Rosalind Tyson (foreground) listens as SEC Enforcmeent Director Robert Khuzami announces
charges agains former Country Wide CEO Angelo Mozilo, June 4, 2009.
“I grew up in the era when, really, the major choices for a woman
were to be a nurse, a teacher, or an executive secretary…”
By Justin Nalos
Rosalind Ramsey Tyson, former director of the Securities and Exchange Commission’s Los Angeles Regional Office, retired in February 2012 after 30 years of SEC service. As director of the 155-member office since 2008, she was responsible for protecting investors from financial and investment fraud while enforcing examination functions for the regions of Southern California, Arizona, Nevada, and Hawaii.
Born in Iowa and raised in New Jersey, Tyson first attended Georgetown University, graduating with a bachelor’s degree in French (1970). Tyson was inducted to the Phi Beta Kappa Society and graduated first in her class at the Faculty of Languages and Linguistics. Afterward, she earned a master’s degree in French from the University of Hawaii (1972).
In an interview with the Los Angeles Times, Tyson reflected on her childhood, “I grew up in the era when, really, the major choices for a woman were to be a nurse, a teacher or an executive secretary…” Neither a career in nursing nor secretaryship appealed to her, but Tyson eventually earned a job teaching French at a Catholic girls’ school in Monterey, California, after earning her master’s. At the advice of her brother, Tyson decided to enter law school, earning her Juris Doctor from Stanford Law School in 1978.
According to her profile for the SEC, Tyson’s career there began in 1982. She began as an enforcement staff attorney before becoming Branch Chief of the Branch of Full Disclosure, which reviewed initial public offering registrations of small business issuers.

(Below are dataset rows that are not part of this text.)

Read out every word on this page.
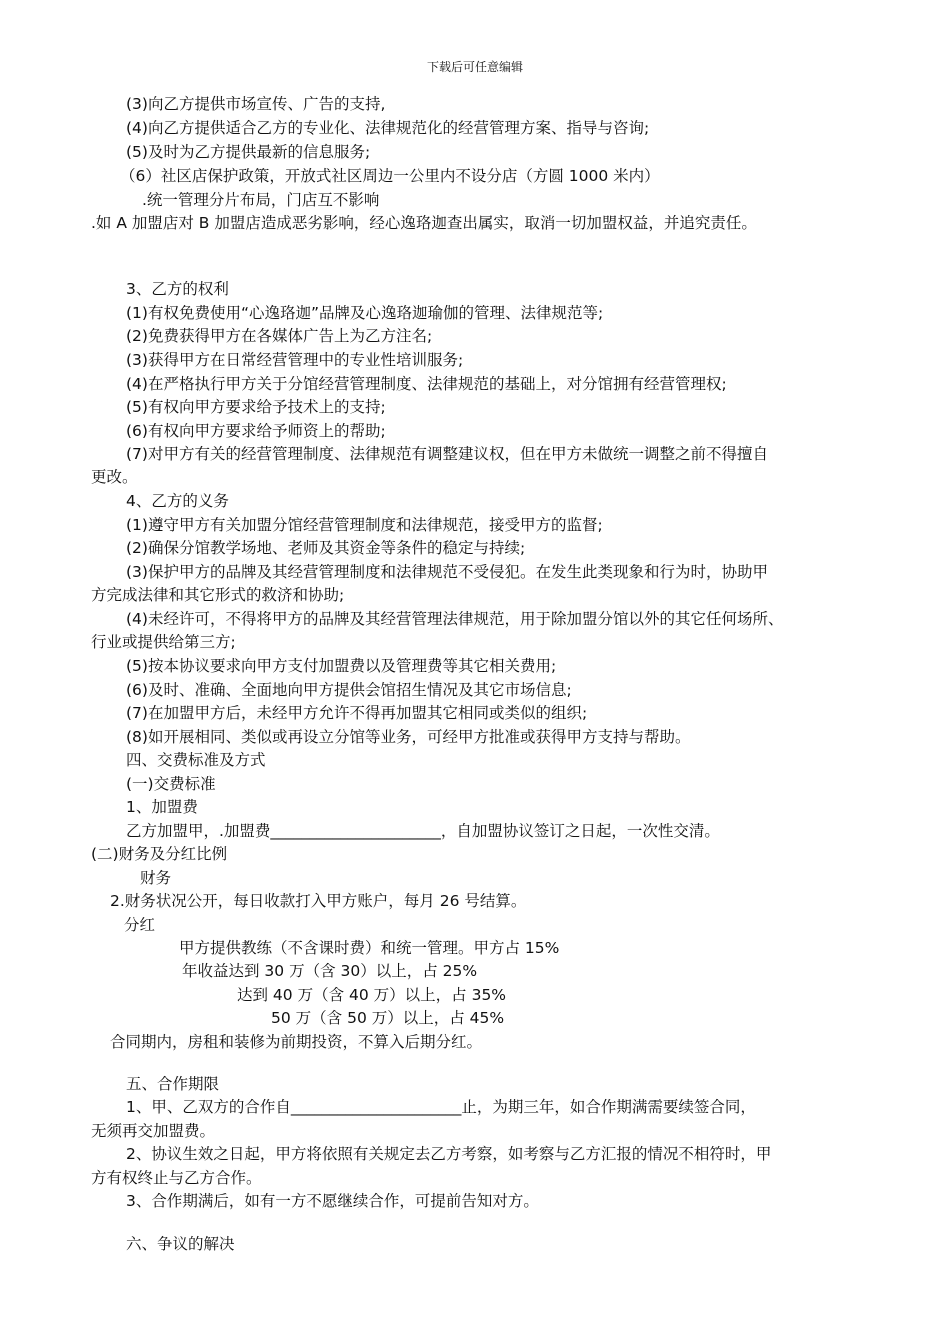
下载后可任意编辑
(3)向乙方提供市场宣传、广告的支持,
(4)向乙方提供适合乙方的专业化、法律规范化的经营管理方案、指导与咨询;
(5)及时为乙方提供最新的信息服务;
（6）社区店保护政策，开放式社区周边一公里内不设分店（方圆 1000 米内）
.统一管理分片布局，门店互不影响
.如 A 加盟店对 B 加盟店造成恶劣影响，经心逸珞迦查出属实，取消一切加盟权益，并追究责任。
3、乙方的权利
(1)有权免费使用“心逸珞迦”品牌及心逸珞迦瑜伽的管理、法律规范等;
(2)免费获得甲方在各媒体广告上为乙方注名;
(3)获得甲方在日常经营管理中的专业性培训服务;
(4)在严格执行甲方关于分馆经营管理制度、法律规范的基础上，对分馆拥有经营管理权;
(5)有权向甲方要求给予技术上的支持;
(6)有权向甲方要求给予师资上的帮助;
(7)对甲方有关的经营管理制度、法律规范有调整建议权，但在甲方未做统一调整之前不得擅自
更改。
4、乙方的义务
(1)遵守甲方有关加盟分馆经营管理制度和法律规范，接受甲方的监督;
(2)确保分馆教学场地、老师及其资金等条件的稳定与持续;
(3)保护甲方的品牌及其经营管理制度和法律规范不受侵犯。在发生此类现象和行为时，协助甲
方完成法律和其它形式的救济和协助;
(4)未经许可，不得将甲方的品牌及其经营管理法律规范，用于除加盟分馆以外的其它任何场所、
行业或提供给第三方;
(5)按本协议要求向甲方支付加盟费以及管理费等其它相关费用;
(6)及时、准确、全面地向甲方提供会馆招生情况及其它市场信息;
(7)在加盟甲方后，未经甲方允许不得再加盟其它相同或类似的组织;
(8)如开展相同、类似或再设立分馆等业务，可经甲方批准或获得甲方支持与帮助。
四、交费标准及方式
(一)交费标准
1、加盟费
乙方加盟甲，.加盟费______________________，自加盟协议签订之日起，一次性交清。
(二)财务及分红比例
财务
2.财务状况公开，每日收款打入甲方账户，每月 26 号结算。
分红
甲方提供教练（不含课时费）和统一管理。甲方占 15%
年收益达到 30 万（含 30）以上，占 25%
达到 40 万（含 40 万）以上，占 35%
50 万（含 50 万）以上，占 45%
合同期内，房租和装修为前期投资，不算入后期分红。
五、合作期限
1、甲、乙双方的合作自______________________止，为期三年，如合作期满需要续签合同，
无须再交加盟费。
2、协议生效之日起，甲方将依照有关规定去乙方考察，如考察与乙方汇报的情况不相符时，甲
方有权终止与乙方合作。
3、合作期满后，如有一方不愿继续合作，可提前告知对方。
六、争议的解决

In 1988, she was named an Assistant Regional Director of the Los Angeles office, and became an Associate Regional Director in 1993. She earned her titled as Director of the SEC’s Los Angeles Regional Office in 2008. Tyson was named one of the Top Women Lawyers in 2011 by the Daily Journal.
One of Tyson’s hallmark cases as director of the Los Angeles Regional Office involved CEO of Countrywide Financial Angelo Mozilo during the subprime mortgage crisis of 2008. TIME magazine named Mozilo one of 25 people to blame for the financial crisis. Countrywide Financial was considered to be one of the largest lenders in the United States before being absorbed by Bank of America. Under the leadership of Rosalind Tyson, the SEC’s Los Angeles Regional Office was able to bring enforcement actions against Mozilo and two other executives for misleading investors; Mozilo eventually settled for a $22.5 million penalty and disbarment as an officer and director.

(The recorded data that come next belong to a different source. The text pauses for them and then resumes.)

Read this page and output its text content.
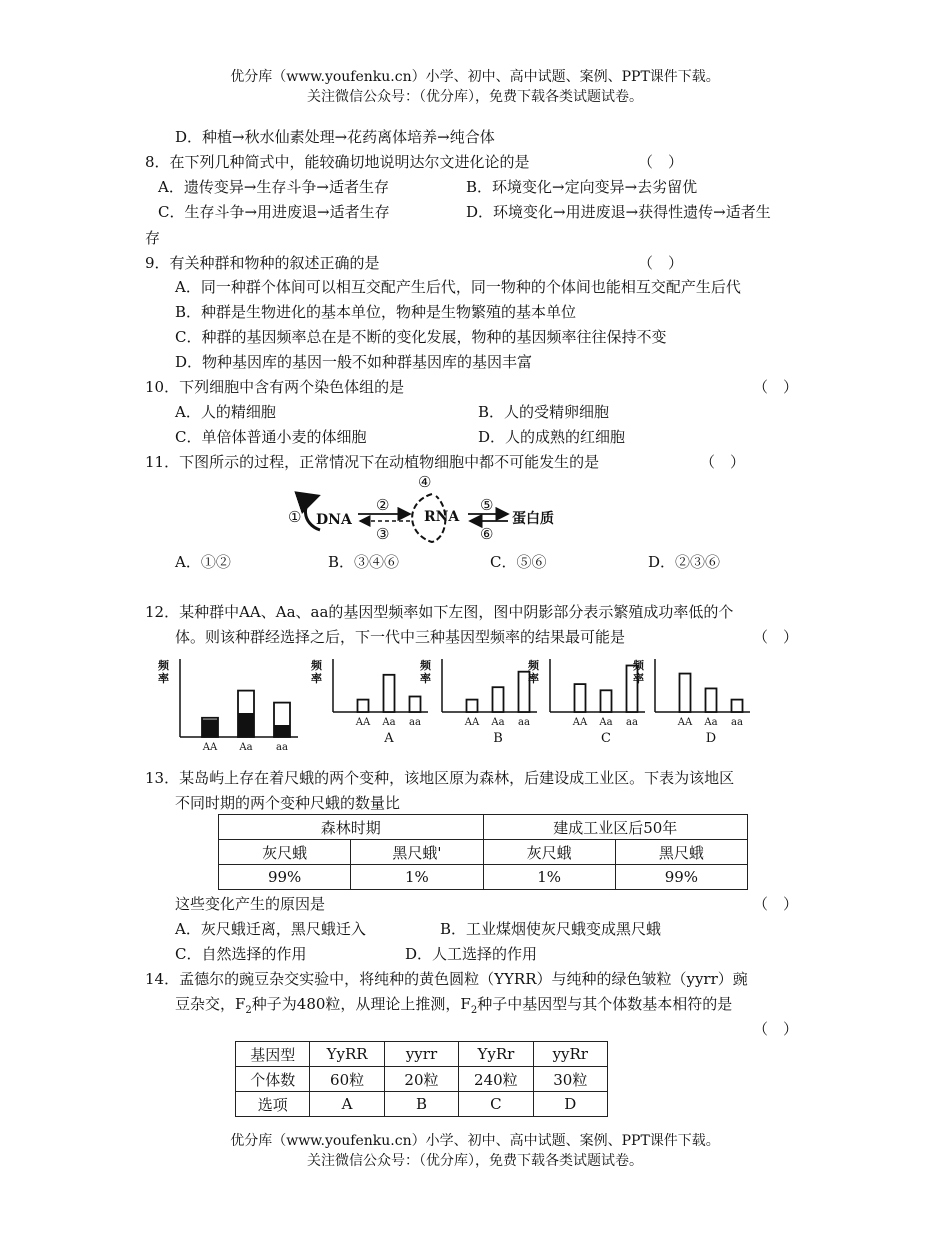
优分库（www.youfenku.cn）小学、初中、高中试题、案例、PPT课件下载。
关注微信公众号：（优分库），免费下载各类试题试卷。
D．种植→秋水仙素处理→花药离体培养→纯合体
8．在下列几种简式中，能较确切地说明达尔文进化论的是	（　）
A．遗传变异→生存斗争→适者生存	B．环境变化→定向变异→去劣留优
C．生存斗争→用进废退→适者生存	D．环境变化→用进废退→获得性遗传→适者生
存
9．有关种群和物种的叙述正确的是	（　）
A．同一种群个体间可以相互交配产生后代，同一物种的个体间也能相互交配产生后代
B．种群是生物进化的基本单位，物种是生物繁殖的基本单位
C．种群的基因频率总在是不断的变化发展，物种的基因频率往往保持不变
D．物种基因库的基因一般不如种群基因库的基因丰富
10．下列细胞中含有两个染色体组的是	（　）
A．人的精细胞	B．人的受精卵细胞
C．单倍体普通小麦的体细胞	D．人的成熟的红细胞
11．下图所示的过程，正常情况下在动植物细胞中都不可能发生的是	（　）
① DNA
②
③
④
RNA
⑤
⑥
蛋白质
A．①②	B．③④⑥	C．⑤⑥	D．②③⑥
12．某种群中AA、Aa、aa的基因型频率如下左图，图中阴影部分表示繁殖成功率低的个
体。则该种群经选择之后，下一代中三种基因型频率的结果最可能是	（　）
频
率
AA Aa aa
频
率
AA Aa aa
A
频
率
AA Aa aa
B
频
率
AA Aa aa
C
频
率
AA Aa aa
D
13．某岛屿上存在着尺蛾的两个变种，该地区原为森林，后建设成工业区。下表为该地区
不同时期的两个变种尺蛾的数量比
森林时期		建成工业区后50年	
灰尺蛾	黑尺蛾'	灰尺蛾	黑尺蛾
99%	1%	1%	99%
这些变化产生的原因是	（　）
A．灰尺蛾迁离，黑尺蛾迁入	B．工业煤烟使灰尺蛾变成黑尺蛾
C．自然选择的作用	D．人工选择的作用
14．孟德尔的豌豆杂交实验中，将纯种的黄色圆粒（YYRR）与纯种的绿色皱粒（yyrr）豌
豆杂交，$F_2$种子为480粒，从理论上推测，$F_2$种子中基因型与其个体数基本相符的是
（　）
基因型	YyRR	yyrr	YyRr	yyRr
个体数	60粒	20粒	240粒	30粒
选项	A	B	C	D
优分库（www.youfenku.cn）小学、初中、高中试题、案例、PPT课件下载。
关注微信公众号：（优分库），免费下载各类试题试卷。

Despite growing up in an era where women were confined to few careers, Tyson has demonstrated the power of passion for finding her calling as a public servant and has spoken highly of the SEC’s track record with women. “It has always been an environment where women were treated equally and where if did a good job, you got promoted without any feeling there was a glass ceiling,” she said in an interview with the Orange County Register. Rosalind Tyson’s legacy is defined by her passion and diligence.

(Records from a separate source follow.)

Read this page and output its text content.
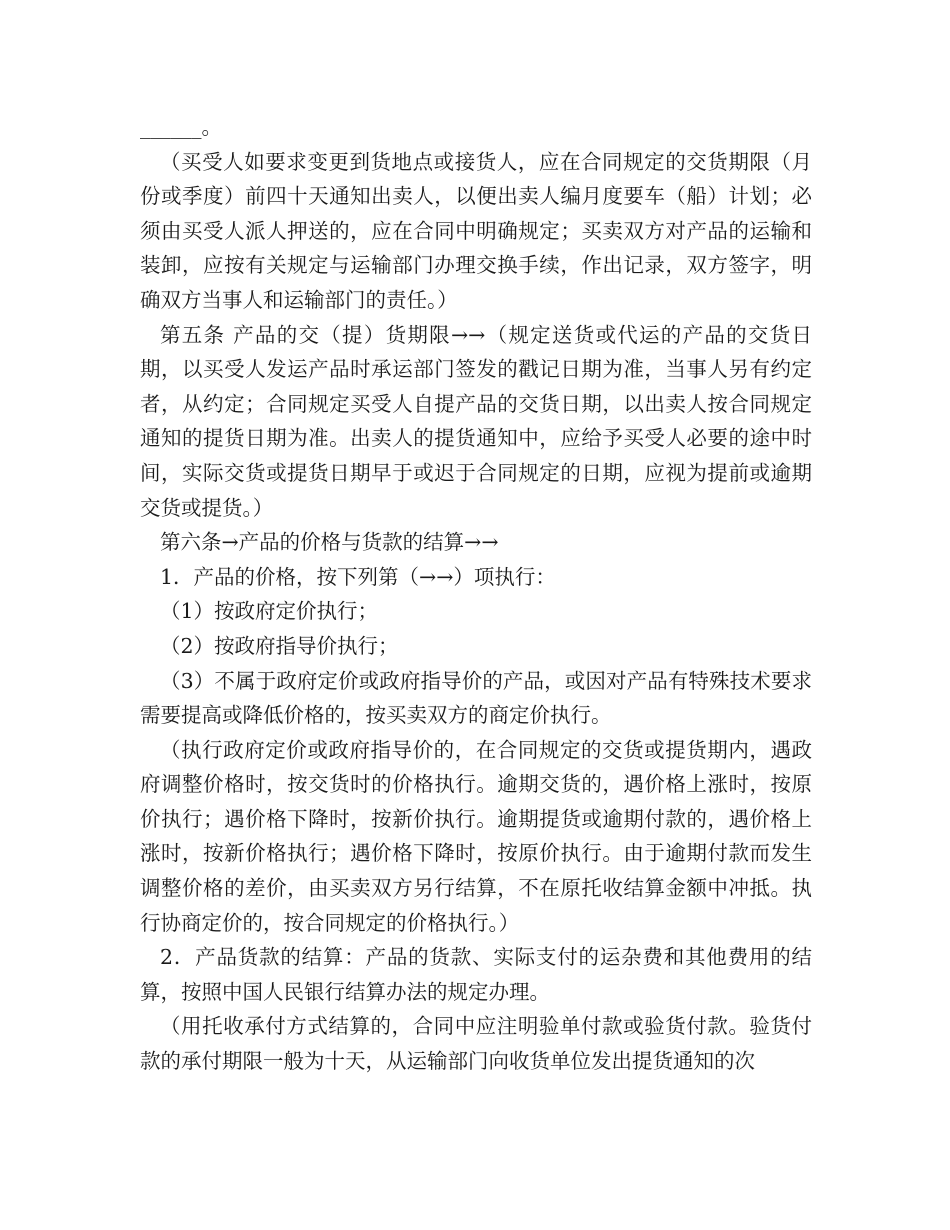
______。

（买受人如要求变更到货地点或接货人，应在合同规定的交货期限（月份或季度）前四十天通知出卖人，以便出卖人编月度要车（船）计划；必须由买受人派人押送的，应在合同中明确规定；买卖双方对产品的运输和装卸，应按有关规定与运输部门办理交换手续，作出记录，双方签字，明确双方当事人和运输部门的责任。）

第五条 产品的交（提）货期限→→（规定送货或代运的产品的交货日期，以买受人发运产品时承运部门签发的戳记日期为准，当事人另有约定者，从约定；合同规定买受人自提产品的交货日期，以出卖人按合同规定通知的提货日期为准。出卖人的提货通知中，应给予买受人必要的途中时间，实际交货或提货日期早于或迟于合同规定的日期，应视为提前或逾期交货或提货。）

第六条→产品的价格与货款的结算→→

1．产品的价格，按下列第（→→）项执行：

（1）按政府定价执行；

（2）按政府指导价执行；

（3）不属于政府定价或政府指导价的产品，或因对产品有特殊技术要求需要提高或降低价格的，按买卖双方的商定价执行。

（执行政府定价或政府指导价的，在合同规定的交货或提货期内，遇政府调整价格时，按交货时的价格执行。逾期交货的，遇价格上涨时，按原价执行；遇价格下降时，按新价执行。逾期提货或逾期付款的，遇价格上涨时，按新价格执行；遇价格下降时，按原价执行。由于逾期付款而发生调整价格的差价，由买卖双方另行结算，不在原托收结算金额中冲抵。执行协商定价的，按合同规定的价格执行。）

2．产品货款的结算：产品的货款、实际支付的运杂费和其他费用的结算，按照中国人民银行结算办法的规定办理。

（用托收承付方式结算的，合同中应注明验单付款或验货付款。验货付款的承付期限一般为十天，从运输部门向收货单位发出提货通知的次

By breaking the mold of gendered careers, Rosalind Tyson demonstrates that passion and diligence are the keys to success. In the end, her message resonates with Phi Beta Kappa and its mission to advance excellence, inside and outside academia.
Justin Nalos is a senior at Howard University majoring in English. Howard University is home to the Gamma of the District of Columbia Chapter of Phi Beta Kappa.